Начало августа явно прошло для Иванова под знаком "Весов» и «Скорпиона». Около 29 июля / 11 августа М.А. Волошин сообщал своей приятельнице А.М. Петровой: «…я сижу в пустой квартире Глотовых в Женеве. Пишу, читаю. По вечерам езжу к Вячеславу Иванову. <…> Жду приезда Полякова — «Скорпиона» (главного), который должен явиться на днях в Женеву. Иногда встречаюсь с Семеновым — переводчиком Пшибышевского в кафе Ландольта. Словом, в Женеве оказывается импровизированный съезд скорпионщиков. Интереснее всего для меня Вячеслав Иванов…» (53). Чуть больше, чем через месяц, почти ту же характеристику женевского времяпрепровождения повторил и Поляков: «Вечером собираемся в кафе Ландольта, куда часто приходят Ивановы и другие женевские обитатели, бывал там постоянно и Волошин. Много рассуждали о ведении и распространении "Весов"; результатом одного из таких заседаний явилась стать Иванова о индивидуализме <…> Таким образом, и вечера более напоминают о Москве, чем о Женеве» (Письмо от 6/19 сентября 1904 // ЛН. Т. 98, кн. 2. С. 96; упоминаемая статья — «Копье Афины»).
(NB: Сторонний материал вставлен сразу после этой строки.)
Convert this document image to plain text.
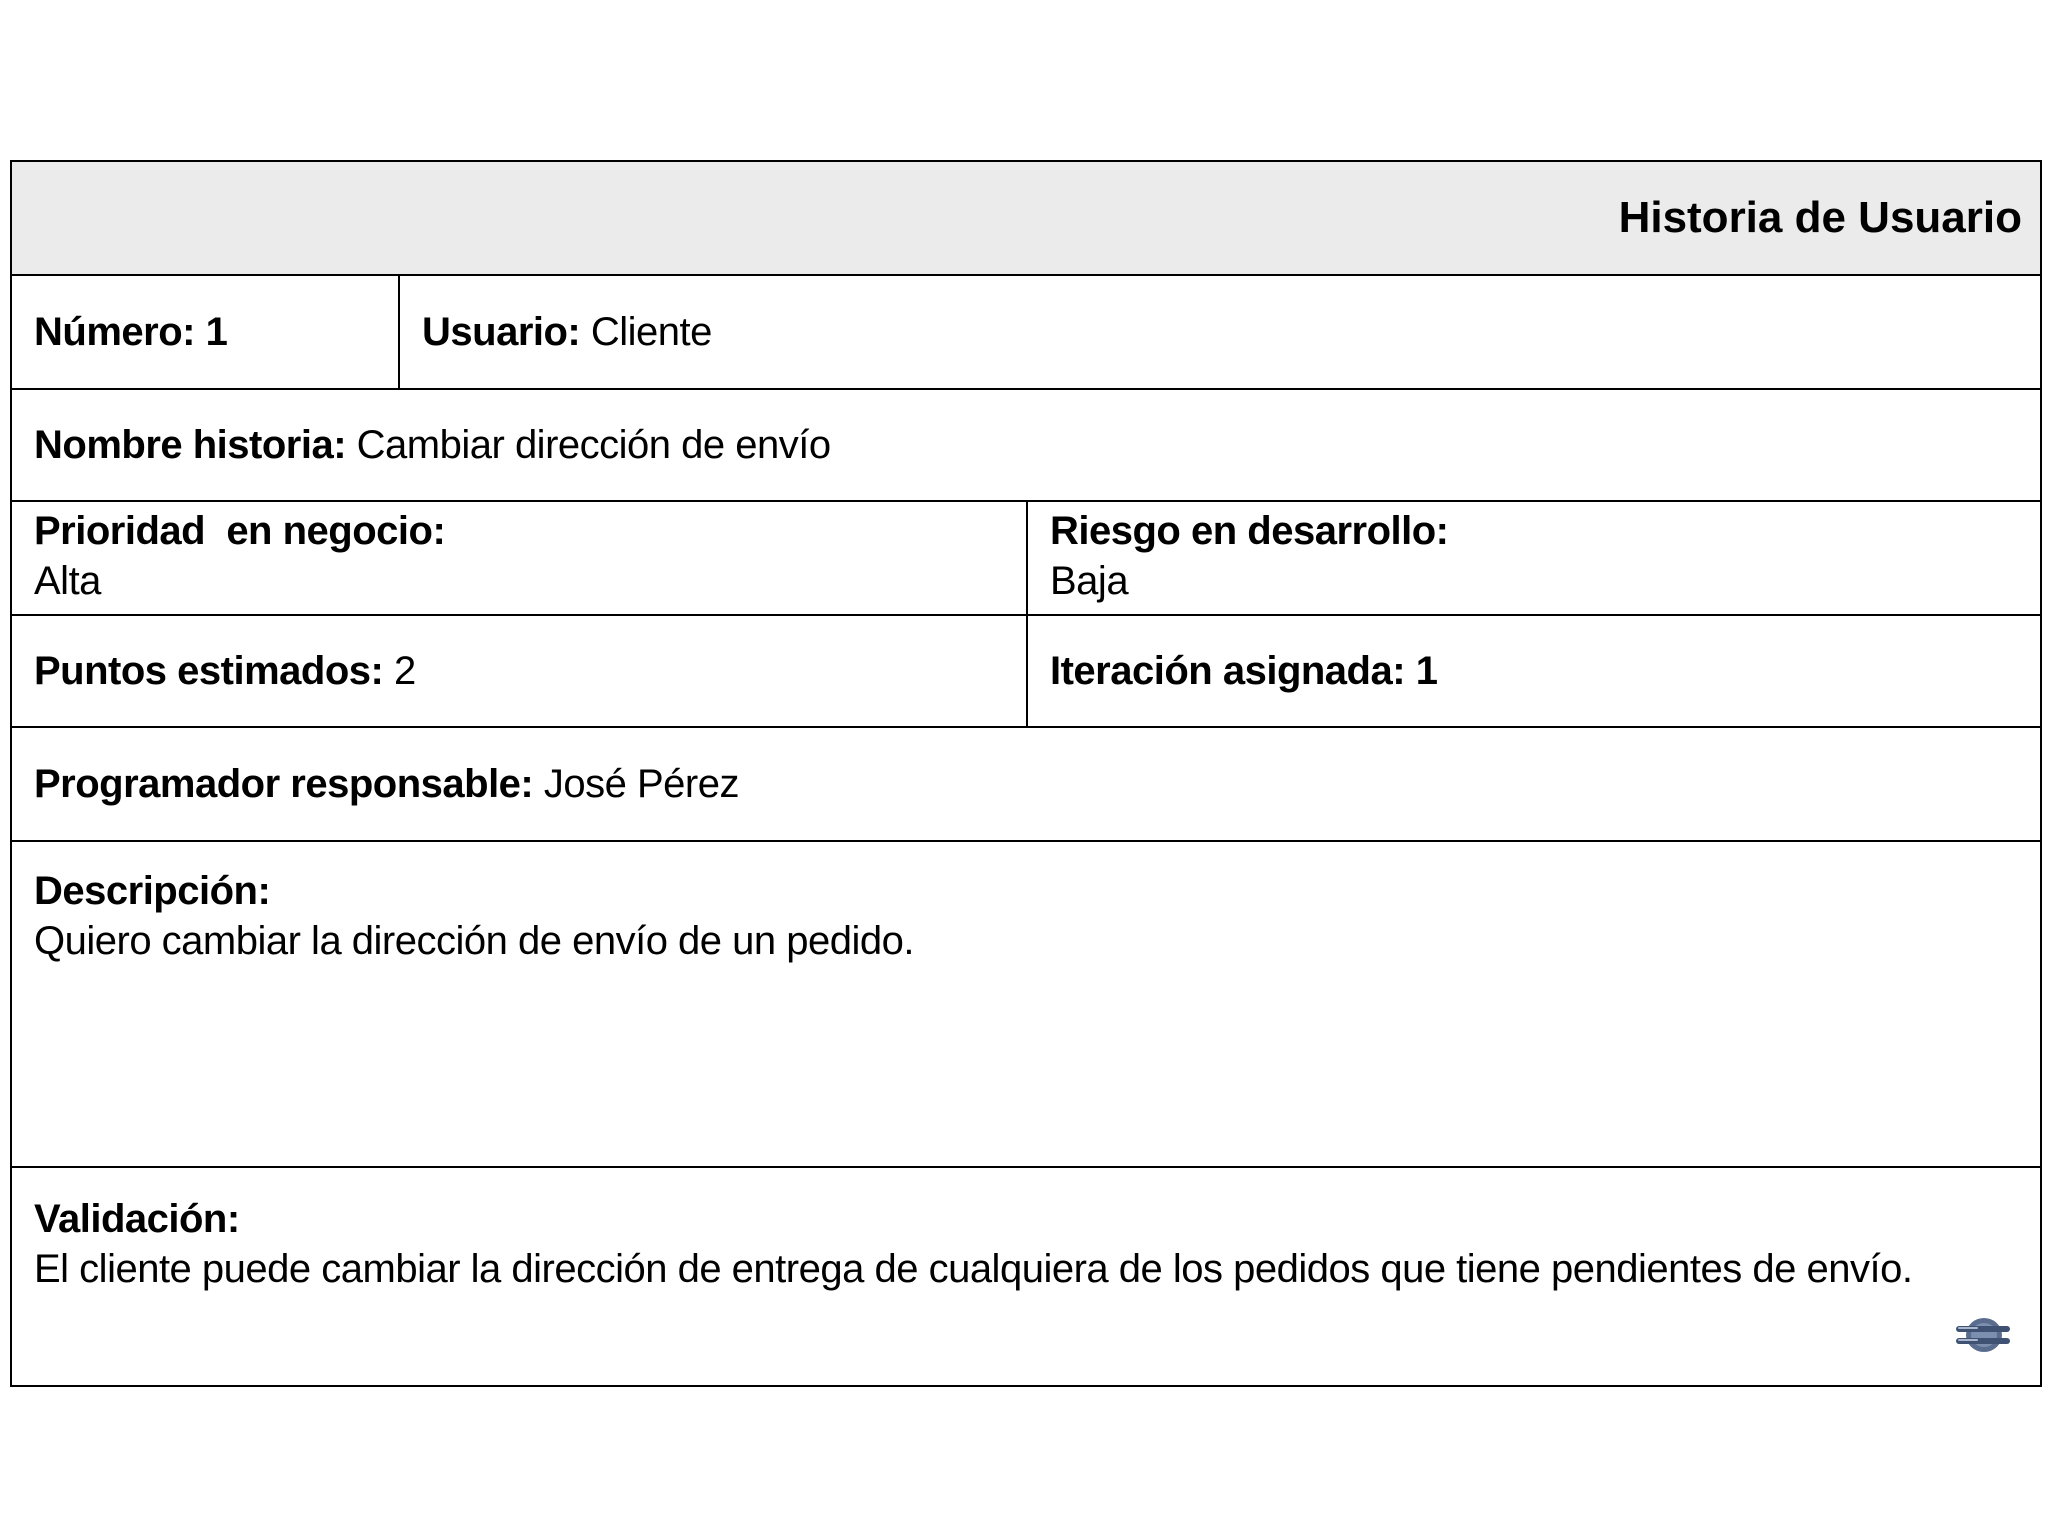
Historia de Usuario
Número: 1	Usuario: Cliente
Nombre historia: Cambiar dirección de envío
Prioridad  en negocio:
Alta
Riesgo en desarrollo:
Baja
Puntos estimados: 2	Iteración asignada: 1
Programador responsable: José Pérez
Descripción:
Quiero cambiar la dirección de envío de un pedido.
Validación:
El cliente puede cambiar la dirección de entrega de cualquiera de los pedidos que tiene pendientes de envío.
Играть самую существенную роль в делах «Весов» и «Скорпиона» Иванов был готов, несмотря даже на то, что еще в Москве почувствовал сомнения в отношении того, насколько он желанен всем приверженцам этого дела. До приезда Полякова в Женеву он писал Брюсову: «Мною ты можешь располагать, и я был бы по твоему зову на месте, если бы мне не приходилось считаться с фактом явно высказанного Сергеем Александровичем убеждения в ненужности моего ближайшего и, так сказать, органического участия в вашем деле. <…> Не думай, что я его упрекаю. Я не знаю его мотивов, но предполагаю возможным, что ему и нельзя поступать иначе, чтобы не изменить союзу вас двоих…» (Письмо от 4 августа / 22 июля 1904 // ЛН. Т. 85. С. 453). После этого следуют подробно расписанные планы Брюсова относительно руководства «Весами» и даже предупредительное объяснение: «Может быть, твой отказ войти более органически в состав редакции "Весов" обусловлен был не только подмеченным тобою (я этого никогда не замечал) нежеланием Сергея Александровича, а и чисто житейскими причинами, делавшими для тебя неудобной жизни в Москве?» (Письмо от 20 сентября / 3 октября // Там же. С. 462).
Тем временем случилось существенное событие: 14/27 сентября умер отец Зиновьевой-Аннибал Д.В. Зиновьев, для поддержки которого семья и поселилась в Женеве. Теперь их там ничего не удерживало. 28 сентября / 11 октября Иванов написал Брюсову: «…теперь переселение в Россию — вопрос решенный <…> Я намереваюсь быть в Москве сравнительно скоро: в конце ноября или даже ранее» (Тем же). 7/20 октября уже Зиновьева-Аннибал написала Ал.Н. Чеботаревской: «Теперь планы сложились так: через недель шесть надеемся приехать я с Вячеславом в Москву для дел литературных. Семья же доживет здесь до конца школьного года, т.е. до Июля 05 года» (Карт. 24. Ед. хр. 22. Л. 9-8об). На деле переселение отложилось на довольно долгое время, до весны 1905 года, и получилось не совсем таким, как представлялось Ивановым. Но это уже должно стать предметом совсем иного исследования.